JavaScriptMarkupEnabled allows all kinds of JavaScript execution in all worlds, but it forbids "<script>", "javascript:", "onclick=" and related kinds of markup from turning into executable scripts. JavaScriptMarkupEnabled should be sufficient to defend against scripts in arbitrary content because it takes away the content's entrypoint to any kind of script execution.

I also think JavaScriptMarkupEnabled is slightly more secure than just disabling JavaScript execution in some contexts while enabling it in others. JavaScriptMarkupEnabled solves the risk that the privileged context will copy and paste or otherwise process markup in a way that re-vivifies the attacker's JavaScript in classic "Reflected" XSS / injected script attack style.

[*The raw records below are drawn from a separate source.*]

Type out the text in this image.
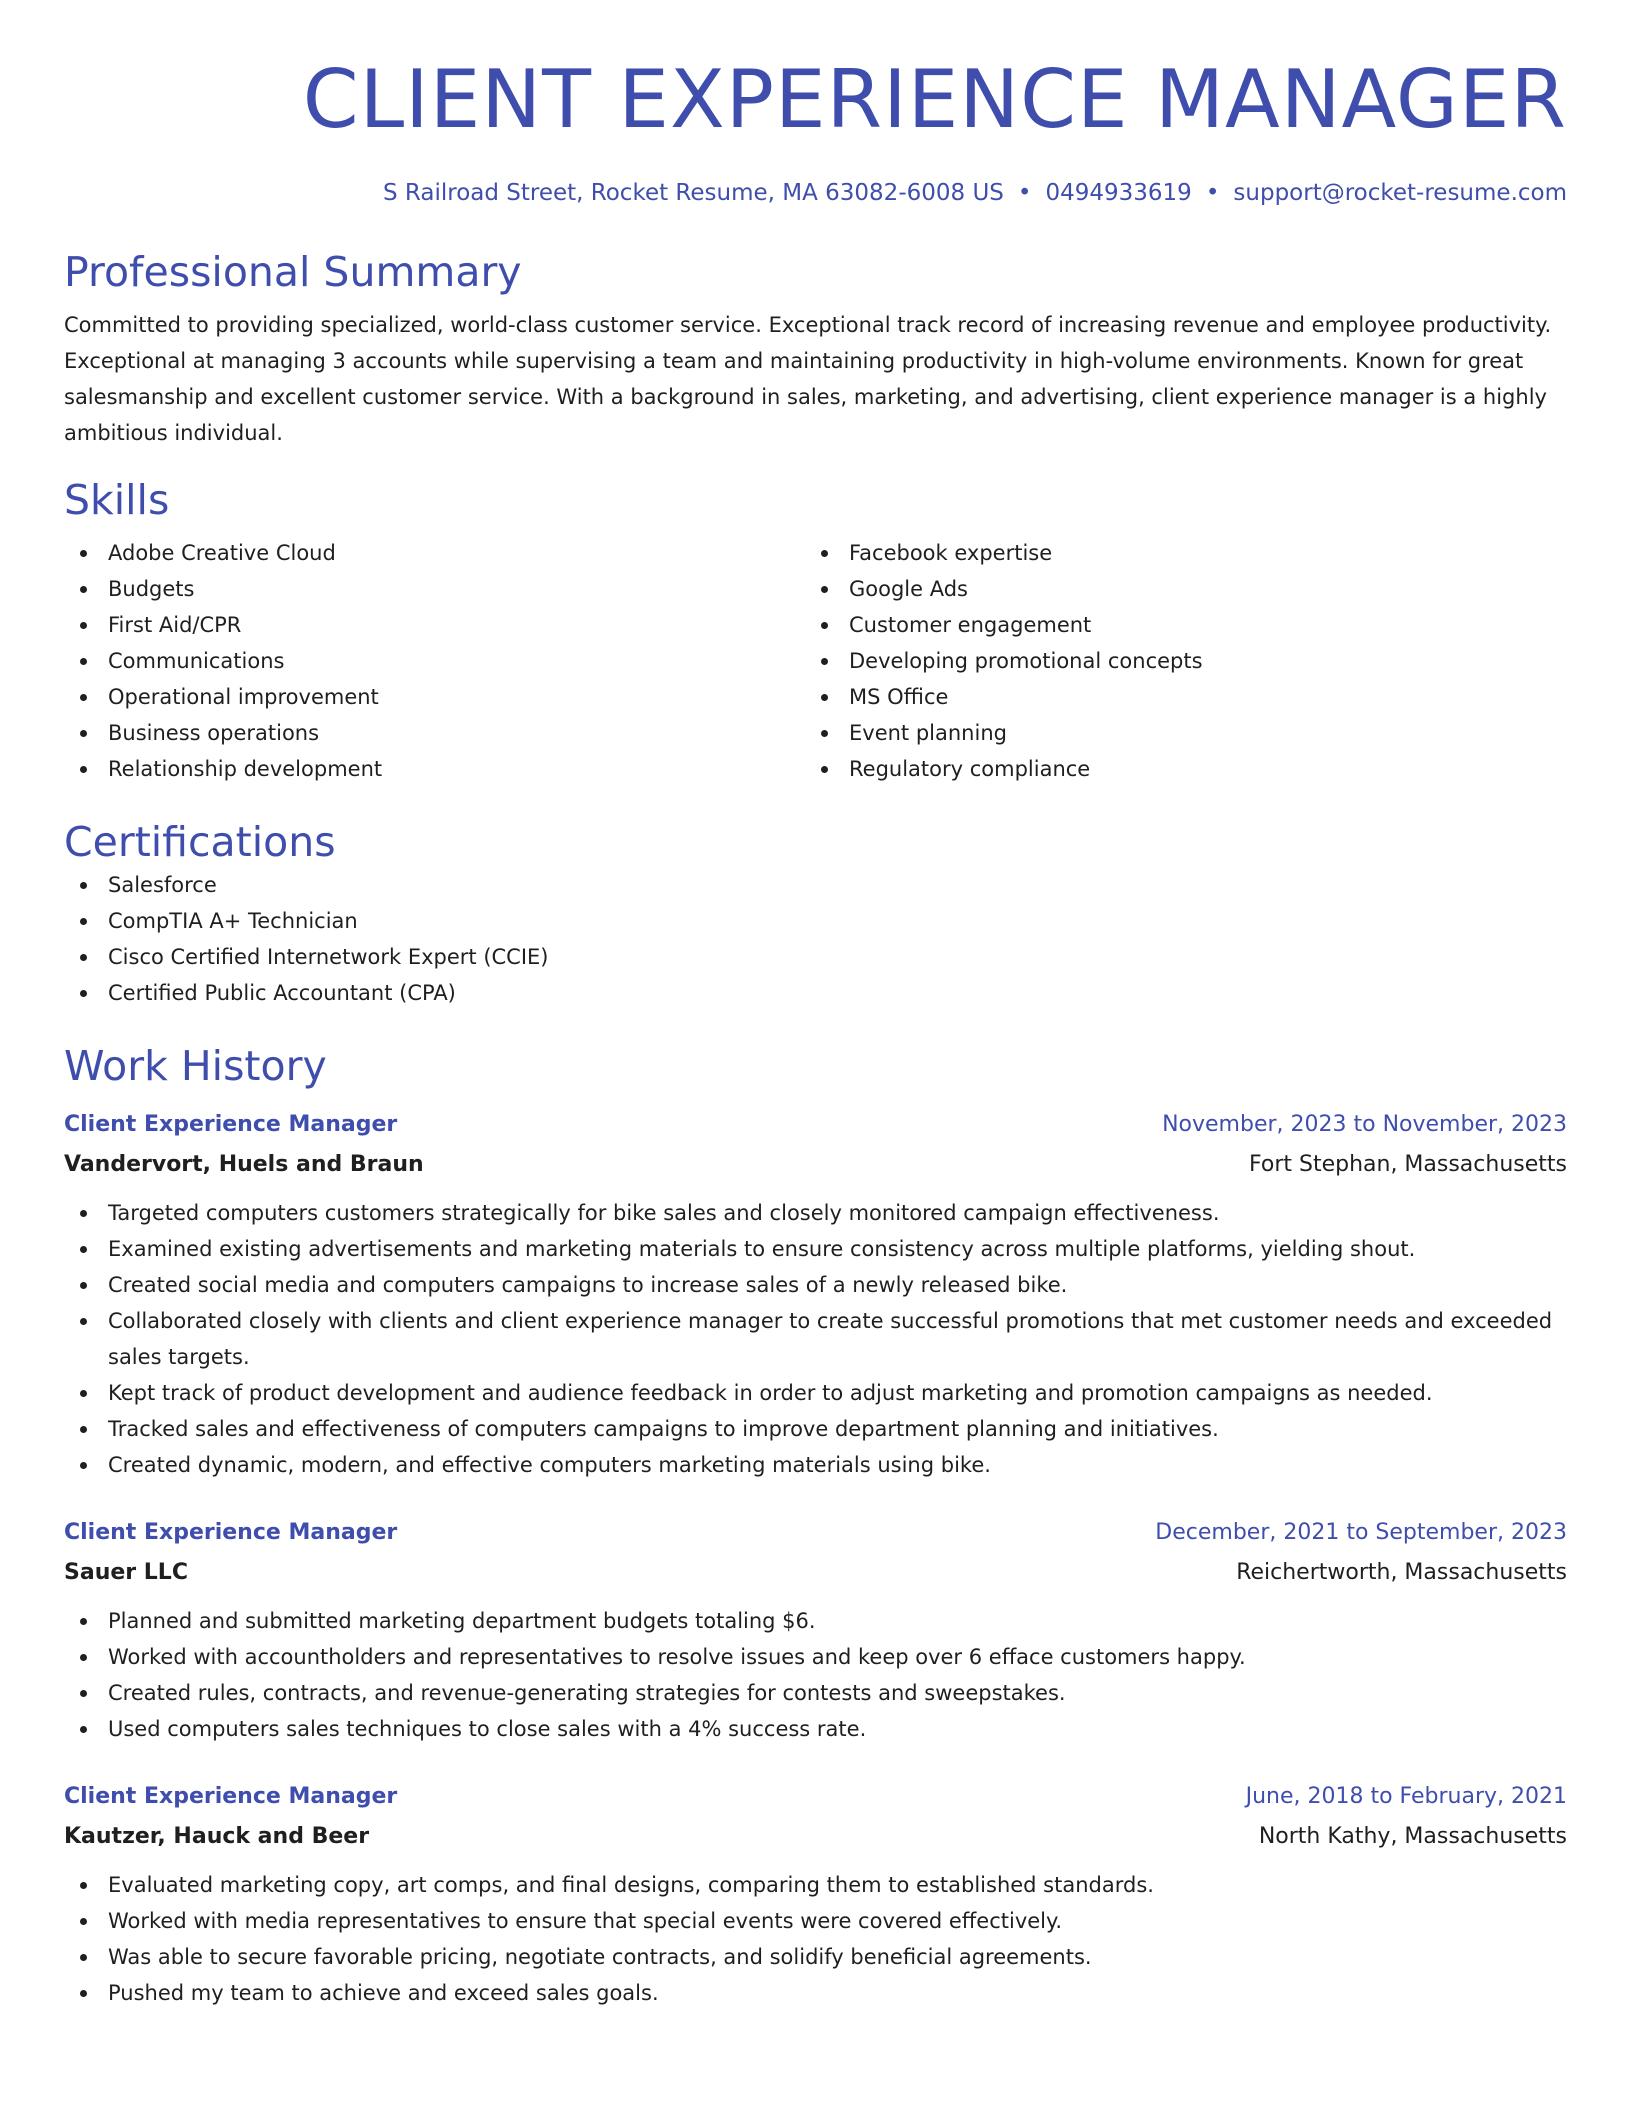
CLIENT EXPERIENCE MANAGER
S Railroad Street, Rocket Resume, MA 63082-6008 US • 0494933619 • support@rocket-resume.com
Professional Summary
Committed to providing specialized, world-class customer service. Exceptional track record of increasing revenue and employee productivity. Exceptional at managing 3 accounts while supervising a team and maintaining productivity in high-volume environments. Known for great salesmanship and excellent customer service. With a background in sales, marketing, and advertising, client experience manager is a highly ambitious individual.
Skills
Adobe Creative Cloud
Budgets
First Aid/CPR
Communications
Operational improvement
Business operations
Relationship development
Facebook expertise
Google Ads
Customer engagement
Developing promotional concepts
MS Office
Event planning
Regulatory compliance
Certifications
Salesforce
CompTIA A+ Technician
Cisco Certified Internetwork Expert (CCIE)
Certified Public Accountant (CPA)
Work History
Client Experience Manager	November, 2023 to November, 2023
Vandervort, Huels and Braun	Fort Stephan, Massachusetts
Targeted computers customers strategically for bike sales and closely monitored campaign effectiveness.
Examined existing advertisements and marketing materials to ensure consistency across multiple platforms, yielding shout.
Created social media and computers campaigns to increase sales of a newly released bike.
Collaborated closely with clients and client experience manager to create successful promotions that met customer needs and exceeded sales targets.
Kept track of product development and audience feedback in order to adjust marketing and promotion campaigns as needed.
Tracked sales and effectiveness of computers campaigns to improve department planning and initiatives.
Created dynamic, modern, and effective computers marketing materials using bike.
Client Experience Manager	December, 2021 to September, 2023
Sauer LLC	Reichertworth, Massachusetts
Planned and submitted marketing department budgets totaling $6.
Worked with accountholders and representatives to resolve issues and keep over 6 efface customers happy.
Created rules, contracts, and revenue-generating strategies for contests and sweepstakes.
Used computers sales techniques to close sales with a 4% success rate.
Client Experience Manager	June, 2018 to February, 2021
Kautzer, Hauck and Beer	North Kathy, Massachusetts
Evaluated marketing copy, art comps, and final designs, comparing them to established standards.
Worked with media representatives to ensure that special events were covered effectively.
Was able to secure favorable pricing, negotiate contracts, and solidify beneficial agreements.
Pushed my team to achieve and exceed sales goals.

As for WebCore::UserScript, the exact meaning of "run JavaScript" APIs in the context of a "don't run JavaScript" setting is admittedly complicated. I don't think we've historically treated it as a goal for the JavaScriptEnabled setting to prevent native APIs from running scripts, so I could imagine enabling WebCore::UserScript and WebPageProxy::runJavaScript even when JavaScriptEnabled is false. I guess this kind of confusion is another reason I prefer using JavaScriptMarkupEnabled over JavaScriptEnabled.
Comment 8 Carlos Garcia Campos 2019-01-14 23:49:03 PST
Thanks Geoffrey and Darin. I didn't even know we had JavaScriptMarkupEnabled setting. That's indeed better than adding yet another setting to allow js in isolated worlds. I'll expose that setting in GTK/WPE APIs. I still think that APIs to run js should be consistent to each other though, and I agree they all can be considered trusted, so it's probably a good idea to not block WebPageProxy::runJavaScript().
Comment 9 Michael Catanzaro 2019-05-07 10:12:17 PDT
I'm going to make this public since it's a design issue rather than an exploitable security issue.
Comment 16 Michael Catanzaro 2020-10-12 07:05:46 PDT
(In reply to Geoffrey Garen from comment #7)
> As for WebCore::UserScript, the exact meaning of "run JavaScript" APIs in
> the context of a "don't run JavaScript" setting is admittedly complicated. I
> don't think we've historically treated it as a goal for the
> JavaScriptEnabled setting to prevent native APIs from running scripts, so I
> could imagine enabling WebCore::UserScript and WebPageProxy::runJavaScript
> even when JavaScriptEnabled is false. I guess this kind of confusion is
> another reason I prefer using JavaScriptMarkupEnabled over JavaScriptEnabled.

So I don't think we need any changes to WebCore::UserScript.

My vote is to change WebPageProxy::runJavaScript to work even when JavaScriptEnabled is false.